First, the essential difference between blockchain and distributed database
1. Consistent core consensus algorithm and redundant data storage:
Consistent core consensus algorithms and redundant data storage are the most similar ones. Even so, there is still a fundamental difference between the two in terms of technical goals. Among them, the core purpose of the blockchain using these technologies is to build a world that is as decentralized as possible, and the data assets are permanently protected and freely transferred. The core purpose of the distributed database is to build a logical center as much as possible. Provide high performance, low cost, and scalable services.
2.Impossible Triangle:
Both need to face the challenge of the impossible triangle, but the specific challenges that the two need to face are essentially different: the blockchain is facing security, decentralization, and scalability; and the distributed database surface It is the support for the business, the complexity of the project implementation and the hardware requirements.
3. Consistency:
Consistency has different meanings in blockchains and distributed databases: consistency in blockchain systems refers to the ability of multiple nodes to maintain data states together; consistency in distributed database systems refers to The state in which multiple copies are rendered externally.
4.The difference in the security level of the consensus algorithm
The blockchain system solves the Byzantine error. The mainstream algorithms are POW/POS (probability algorithm) and PBFT (deterministic algorithm). Among them, the consensus result of the POW/POS probability class algorithm is temporary. As time goes by or some kind of strengthening, the probability that the consensus result is overturned becomes smaller and smaller, and eventually becomes the de facto result. Byzantine fault-tolerant algorithms often have poor performance and cannot tolerate more than 1/3 of the faulty nodes; while the PBFT deterministic algorithm is irreversible once consensus is reached, that is, the consensus is the final result. Distributed database systems solve non-Byzantine errors or faults. Mainstream algorithms include Paxos and Raft. These fault-tolerant algorithms tend to perform better, process faster, and tolerate fault nodes that do not exceed 1/2.
Second, explore blockchain and distributed database from core values
The core value of the blockchain
The core value of the blockchain is not to provide services to the outside world but to build its own world of data assets. The blockchain world is updated with a state, and the storage is traceable. The main data structures are divided into two categories: transactions and blocks. The specific embodiment is as follows:
The transaction is used to update the world state of the external world-driven blockchain. It contains two types of data: transaction input and transaction output. The transaction input indicates the source of the data asset of the transaction, and the transaction output indicates the destination of the data asset.

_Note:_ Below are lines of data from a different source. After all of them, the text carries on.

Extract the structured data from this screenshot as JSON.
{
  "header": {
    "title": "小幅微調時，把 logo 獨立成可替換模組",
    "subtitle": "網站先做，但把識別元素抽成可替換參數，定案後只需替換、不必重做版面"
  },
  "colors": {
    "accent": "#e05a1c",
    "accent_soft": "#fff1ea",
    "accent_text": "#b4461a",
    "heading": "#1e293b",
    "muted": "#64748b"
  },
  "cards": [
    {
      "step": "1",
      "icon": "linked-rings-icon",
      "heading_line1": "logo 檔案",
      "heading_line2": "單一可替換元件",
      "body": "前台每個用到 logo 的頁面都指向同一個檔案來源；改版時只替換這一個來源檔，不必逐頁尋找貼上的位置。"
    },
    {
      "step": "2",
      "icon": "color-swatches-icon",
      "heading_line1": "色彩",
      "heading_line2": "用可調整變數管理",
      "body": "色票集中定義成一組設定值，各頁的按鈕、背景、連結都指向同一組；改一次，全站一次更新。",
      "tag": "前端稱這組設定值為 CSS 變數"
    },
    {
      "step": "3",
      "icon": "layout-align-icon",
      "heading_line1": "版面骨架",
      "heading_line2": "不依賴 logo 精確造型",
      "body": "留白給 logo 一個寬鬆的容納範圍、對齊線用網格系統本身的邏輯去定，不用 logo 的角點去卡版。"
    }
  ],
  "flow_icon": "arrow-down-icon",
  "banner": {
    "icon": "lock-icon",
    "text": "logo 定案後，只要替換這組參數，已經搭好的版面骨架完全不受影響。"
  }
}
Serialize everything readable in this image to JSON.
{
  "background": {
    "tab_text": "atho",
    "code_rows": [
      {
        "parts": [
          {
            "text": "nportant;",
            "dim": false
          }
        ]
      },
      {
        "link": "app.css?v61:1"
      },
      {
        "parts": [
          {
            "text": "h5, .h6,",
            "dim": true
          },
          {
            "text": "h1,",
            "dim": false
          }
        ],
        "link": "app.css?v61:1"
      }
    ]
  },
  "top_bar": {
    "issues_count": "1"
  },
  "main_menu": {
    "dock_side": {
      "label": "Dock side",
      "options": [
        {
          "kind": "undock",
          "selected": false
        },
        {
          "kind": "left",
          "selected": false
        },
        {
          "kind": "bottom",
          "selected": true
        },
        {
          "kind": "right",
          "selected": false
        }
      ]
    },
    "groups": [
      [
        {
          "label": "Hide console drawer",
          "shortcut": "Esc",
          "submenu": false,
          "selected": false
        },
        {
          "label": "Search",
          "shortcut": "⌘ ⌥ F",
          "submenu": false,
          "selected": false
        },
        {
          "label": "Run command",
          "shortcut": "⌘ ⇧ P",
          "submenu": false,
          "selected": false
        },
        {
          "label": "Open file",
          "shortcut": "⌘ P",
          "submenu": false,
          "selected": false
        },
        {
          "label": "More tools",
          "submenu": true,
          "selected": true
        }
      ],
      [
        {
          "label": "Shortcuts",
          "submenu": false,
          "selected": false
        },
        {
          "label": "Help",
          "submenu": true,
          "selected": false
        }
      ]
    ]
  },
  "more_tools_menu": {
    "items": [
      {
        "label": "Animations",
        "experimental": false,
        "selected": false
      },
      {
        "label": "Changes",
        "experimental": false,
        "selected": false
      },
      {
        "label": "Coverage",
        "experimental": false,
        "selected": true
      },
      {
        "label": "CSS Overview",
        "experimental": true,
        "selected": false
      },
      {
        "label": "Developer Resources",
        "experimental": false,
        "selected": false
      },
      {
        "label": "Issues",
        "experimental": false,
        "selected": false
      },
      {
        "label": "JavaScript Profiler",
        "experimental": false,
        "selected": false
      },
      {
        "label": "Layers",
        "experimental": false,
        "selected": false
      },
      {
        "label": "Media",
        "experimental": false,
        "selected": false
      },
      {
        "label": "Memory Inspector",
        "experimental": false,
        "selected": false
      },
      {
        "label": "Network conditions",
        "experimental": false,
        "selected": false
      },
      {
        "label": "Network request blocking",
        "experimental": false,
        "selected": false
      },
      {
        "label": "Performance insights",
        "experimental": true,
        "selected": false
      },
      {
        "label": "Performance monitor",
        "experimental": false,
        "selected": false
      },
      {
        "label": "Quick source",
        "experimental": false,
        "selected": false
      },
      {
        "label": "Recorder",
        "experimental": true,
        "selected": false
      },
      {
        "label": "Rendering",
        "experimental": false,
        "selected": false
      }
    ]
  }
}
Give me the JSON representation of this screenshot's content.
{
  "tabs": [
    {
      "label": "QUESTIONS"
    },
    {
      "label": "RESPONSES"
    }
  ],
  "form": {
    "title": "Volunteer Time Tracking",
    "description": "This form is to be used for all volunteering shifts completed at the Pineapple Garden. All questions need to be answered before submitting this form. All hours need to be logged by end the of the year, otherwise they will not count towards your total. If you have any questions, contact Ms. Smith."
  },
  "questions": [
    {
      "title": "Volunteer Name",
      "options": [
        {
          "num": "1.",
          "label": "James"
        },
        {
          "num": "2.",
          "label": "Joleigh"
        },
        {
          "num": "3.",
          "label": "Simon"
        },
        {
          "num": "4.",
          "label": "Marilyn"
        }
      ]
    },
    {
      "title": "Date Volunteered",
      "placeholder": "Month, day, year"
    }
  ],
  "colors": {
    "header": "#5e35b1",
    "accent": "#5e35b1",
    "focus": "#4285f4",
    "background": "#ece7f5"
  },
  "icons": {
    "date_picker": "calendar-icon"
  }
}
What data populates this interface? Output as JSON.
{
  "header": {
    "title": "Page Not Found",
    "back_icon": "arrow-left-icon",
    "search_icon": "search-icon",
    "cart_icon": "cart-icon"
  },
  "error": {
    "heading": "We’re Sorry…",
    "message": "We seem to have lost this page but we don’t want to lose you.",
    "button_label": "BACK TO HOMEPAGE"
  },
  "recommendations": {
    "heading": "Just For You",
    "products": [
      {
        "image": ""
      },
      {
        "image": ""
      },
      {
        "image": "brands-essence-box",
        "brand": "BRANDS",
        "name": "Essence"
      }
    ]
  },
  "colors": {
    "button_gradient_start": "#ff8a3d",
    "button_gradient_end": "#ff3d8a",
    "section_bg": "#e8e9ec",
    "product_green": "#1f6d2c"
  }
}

The block is used to store transaction data and is mainly composed of a block header and a block body. The block number records the version number, the hash address of the previous block, the Merkle root, the block creation time stamp, and the block workload. The difficulty target and the parameter values used to calculate the target, the block body contains the number of transactions and complete transaction data.
The distributed database core value
The core value of a distributed database is to provide data access services to business systems. The business database is operational-oriented and mainly serves business products and development. The data warehouse is analytical-oriented and mainly serves analysts.
Third, unlock the veil of blockchain and distributed database from the perspective of storage technology
Blockchain
2008 Bitcoin to Blockchain 3.0, the most basic storage technology of blockchain has not changed much. Let me give you an example of the storage principle of Bitcoin. The Bitcoin/blocks/ folder is shaped like the file blk00000.dat in Figure 1. The file is stored in the block data. Each file is about 128M. All the block data is stored in this folder.
The Bitcoin/blocks/index/ folder stores index data for all blocks, using the level/value pairs of the database in leveldb format.
Each block is up to 2M, and the block data is stored in the block file (such as blk00000.dt in Figure 1). The block and block are separated by “magic number” (such as 0xF9BEB4D9 in Figure 3), one A file can store multiple block data, and the file has a maximum limit. If it is larger than 128M, a file (such as blk00001.dat) will be recreated.
Distributed database
The distributed database started around 2005, the first is the wave of NoSQL. The primary problem with these databases is that all data cannot be saved on a single machine, such as HBase/Cassadra/MongoDB. Following the redemption of RDMS, in addition to NoSQL, the RDMS system has also made a lot of efforts to adapt to the changes in the business, that is, the middleware and sub-division schemes of relational databases. Then came the development of NewSQL. From 2012 to 2013, Google published the papers of Spanner and F1, which made the industry see for the first time the possibility of the relationship model and NoSQL’s scalability blending on a large-scale production system.